Losses on complex securities backed by mortgages will eventually exceed $265 billion, with losses spreading from Wall Street investment firms to regional banks, credit unions and Fannie Mae and Freddie Mac, Standard & Poor’s Ratings Services said in a report.
The rating agency announced Wednesday it was downgrading or placing on a list for possible downgrades $534 billion in mortgage-backed securities (MBS) and $264 billion in collateralized debt obligations (CDOs),
Not all of the investments subject to downgrades may end up losing money, but Standard & Poor’s is taking a more cautious stance, with economist David Wyss forecasting home-price declines of 13 percent by the end of the year, bottoming out no sooner than the first quarter of 2009, the Wall Street Journal reported.
Standard & Poor’s posted lists of the 6,389 affected classes of MBS and 1,953 CDOs on the company’s Web site, but restricted access to the accompanying analysis, “The Subprime, Mortgage, And Credit Markets: Actions And Insights From Standard & Poor’s” to paying subscribers.
The Journal reported that the ratings action affects 47 percent of all subprime mortgage bonds rated by Standard & Poor’s in 2006 and the first half of 2007, and that 3,787 classes of MBS were downgraded and another 2,602 placed on “Credit Watch negative” for possible downgrade.
The news came as bond insurer MBIA Inc reported a $2.3 billion fourth-quarter loss after writing down by $3.5 billion the fair value of CDOs. The write-downs were undertaken in part because of past downgrades of those securities by rating agencies.
In their quarterly report to investors, MBIA executives said the write-downs won’t necessarily translate into losses, and that the company has increased its capital surpluses by more than $2 billion in an attempt to keep the AAA financial strength rating of the company itself.
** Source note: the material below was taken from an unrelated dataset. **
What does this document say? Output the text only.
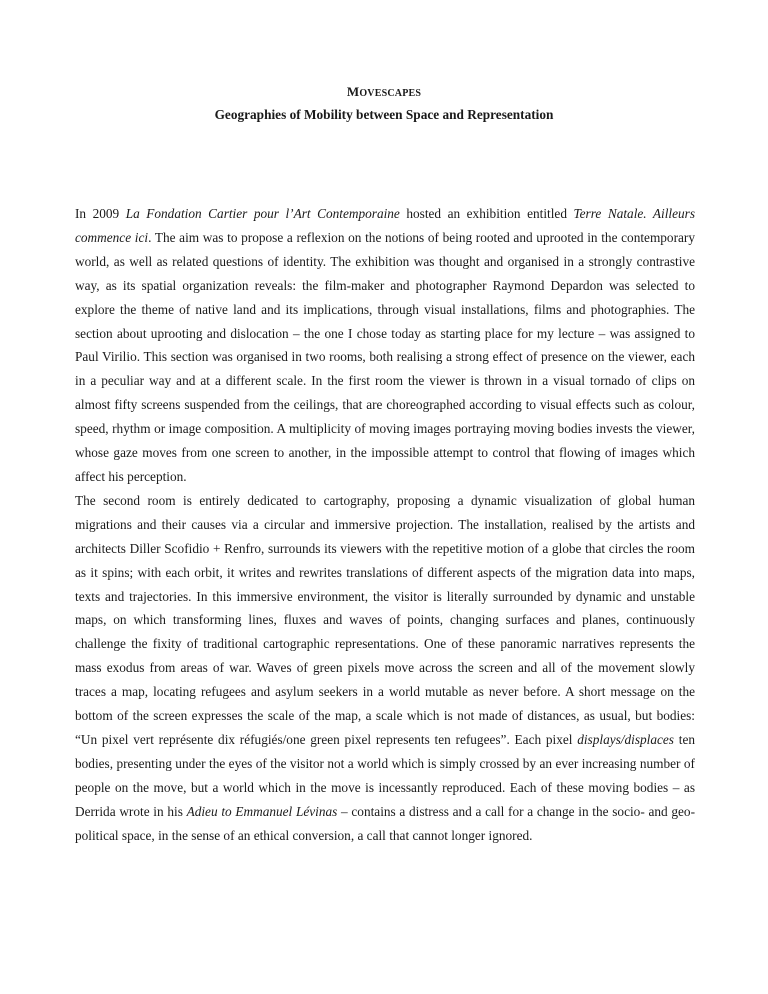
MOVESCAPES
Geographies of Mobility between Space and Representation

In 2009 La Fondation Cartier pour l’Art Contemporaine hosted an exhibition entitled Terre Natale. Ailleurs commence ici. The aim was to propose a reflexion on the notions of being rooted and uprooted in the contemporary world, as well as related questions of identity. The exhibition was thought and organised in a strongly contrastive way, as its spatial organization reveals: the film-maker and photographer Raymond Depardon was selected to explore the theme of native land and its implications, through visual installations, films and photographies. The section about uprooting and dislocation – the one I chose today as starting place for my lecture – was assigned to Paul Virilio. This section was organised in two rooms, both realising a strong effect of presence on the viewer, each in a peculiar way and at a different scale. In the first room the viewer is thrown in a visual tornado of clips on almost fifty screens suspended from the ceilings, that are choreographed according to visual effects such as colour, speed, rhythm or image composition. A multiplicity of moving images portraying moving bodies invests the viewer, whose gaze moves from one screen to another, in the impossible attempt to control that flowing of images which affect his perception.

The second room is entirely dedicated to cartography, proposing a dynamic visualization of global human migrations and their causes via a circular and immersive projection. The installation, realised by the artists and architects Diller Scofidio + Renfro, surrounds its viewers with the repetitive motion of a globe that circles the room as it spins; with each orbit, it writes and rewrites translations of different aspects of the migration data into maps, texts and trajectories. In this immersive environment, the visitor is literally surrounded by dynamic and unstable maps, on which transforming lines, fluxes and waves of points, changing surfaces and planes, continuously challenge the fixity of traditional cartographic representations. One of these panoramic narratives represents the mass exodus from areas of war. Waves of green pixels move across the screen and all of the movement slowly traces a map, locating refugees and asylum seekers in a world mutable as never before. A short message on the bottom of the screen expresses the scale of the map, a scale which is not made of distances, as usual, but bodies: “Un pixel vert représente dix réfugiés/one green pixel represents ten refugees”. Each pixel displays/displaces ten bodies, presenting under the eyes of the visitor not a world which is simply crossed by an ever increasing number of people on the move, but a world which in the move is incessantly reproduced. Each of these moving bodies – as Derrida wrote in his Adieu to Emmanuel Lévinas – contains a distress and a call for a change in the socio- and geo-political space, in the sense of an ethical conversion, a call that cannot longer ignored.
“MBIA continues to believe that the balance of the mark-to-market losses are not predictive of future claims and, in the absence of further credit impairment, the cumulative marks should reverse over the remaining life of the insured credit derivatives,” the company said.
Earlier this month, Standard & Poor’s analysts said mortgage and bond insurers could face losses 20 percent greater than previously estimated, and placed on “negative outlook” the AAA financial strength ratings of MBIA Insurance Corp., Ambac Assurance Corp., CIFG Guaranty and XL Capital Assurance. Standard & Poor’s also placed the AAA financial strength rating of Financial Guaranty Insurance Co. on “Credit Watch negative,” for possible downgrade (see Inman News story).
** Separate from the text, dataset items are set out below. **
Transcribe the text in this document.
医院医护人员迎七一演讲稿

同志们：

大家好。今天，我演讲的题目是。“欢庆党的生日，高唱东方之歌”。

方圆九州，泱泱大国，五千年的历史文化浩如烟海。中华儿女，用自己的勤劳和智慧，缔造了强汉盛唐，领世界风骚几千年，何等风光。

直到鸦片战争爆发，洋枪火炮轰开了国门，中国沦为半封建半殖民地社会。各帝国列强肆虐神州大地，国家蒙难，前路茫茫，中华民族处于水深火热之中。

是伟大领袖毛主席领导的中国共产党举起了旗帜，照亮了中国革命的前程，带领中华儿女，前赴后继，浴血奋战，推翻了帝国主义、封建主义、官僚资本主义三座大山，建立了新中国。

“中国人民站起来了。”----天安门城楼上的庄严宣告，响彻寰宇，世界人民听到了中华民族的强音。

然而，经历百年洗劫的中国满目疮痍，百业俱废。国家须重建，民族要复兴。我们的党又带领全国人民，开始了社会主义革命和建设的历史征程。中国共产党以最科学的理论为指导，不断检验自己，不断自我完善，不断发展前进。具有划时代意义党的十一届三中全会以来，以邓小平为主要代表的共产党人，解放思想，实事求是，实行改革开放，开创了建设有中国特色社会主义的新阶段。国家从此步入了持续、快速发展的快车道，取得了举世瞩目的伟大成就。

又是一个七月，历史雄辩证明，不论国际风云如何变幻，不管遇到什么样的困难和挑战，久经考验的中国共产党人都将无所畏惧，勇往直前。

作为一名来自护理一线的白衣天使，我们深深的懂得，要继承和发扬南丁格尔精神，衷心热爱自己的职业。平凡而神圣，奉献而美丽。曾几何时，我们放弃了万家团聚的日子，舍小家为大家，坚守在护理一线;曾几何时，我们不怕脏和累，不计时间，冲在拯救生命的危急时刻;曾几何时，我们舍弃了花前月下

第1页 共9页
Insurers have more difficulty borrowing money and attracting investors if they lose their AAA financial strength ratings, and could lose their ability to guarantee more mortgages and bonds.
Fitch Ratings has a stable outlook on its AAA rating of MBIA, and the bond insurer said it would continue to work with Moody’s Investor Services, which has placed the company’s AAA rating on review for possible downgrade.
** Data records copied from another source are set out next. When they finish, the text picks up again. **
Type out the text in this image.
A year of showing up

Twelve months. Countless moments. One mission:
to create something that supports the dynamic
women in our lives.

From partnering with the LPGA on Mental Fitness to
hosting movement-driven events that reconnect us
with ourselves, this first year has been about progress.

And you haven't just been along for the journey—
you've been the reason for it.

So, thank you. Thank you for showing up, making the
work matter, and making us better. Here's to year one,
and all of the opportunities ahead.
In a separate announcement, MBIA said it had raised $1.5 billion in capital in recent months, including a $1 billion surplus notes offering and a $500 million sale of common stock at $31 per share to the investment firm Warburg Pincus, which has agreed to invest an additional $500 million in MBIA.
On Thursday, Fitch Ratings downgraded FGIC Corp. and its financial guaranty insurance subsidiaries Financial Guaranty Insurance Co. and FGIC UK Ltd.
Fitch analysts said they downgraded FGIC’s insurer financial strength rating from AAA to AA, saying the company would have had to raise $1.3 billion to keep the higher rating due to “rapid credit deterioration” in insured CDOs backed by subprime MBS and direct exposure to prime, second-lien mortgages. Fitch had previously issued downgrades of Ambac and Security Capital Assurance Ltd.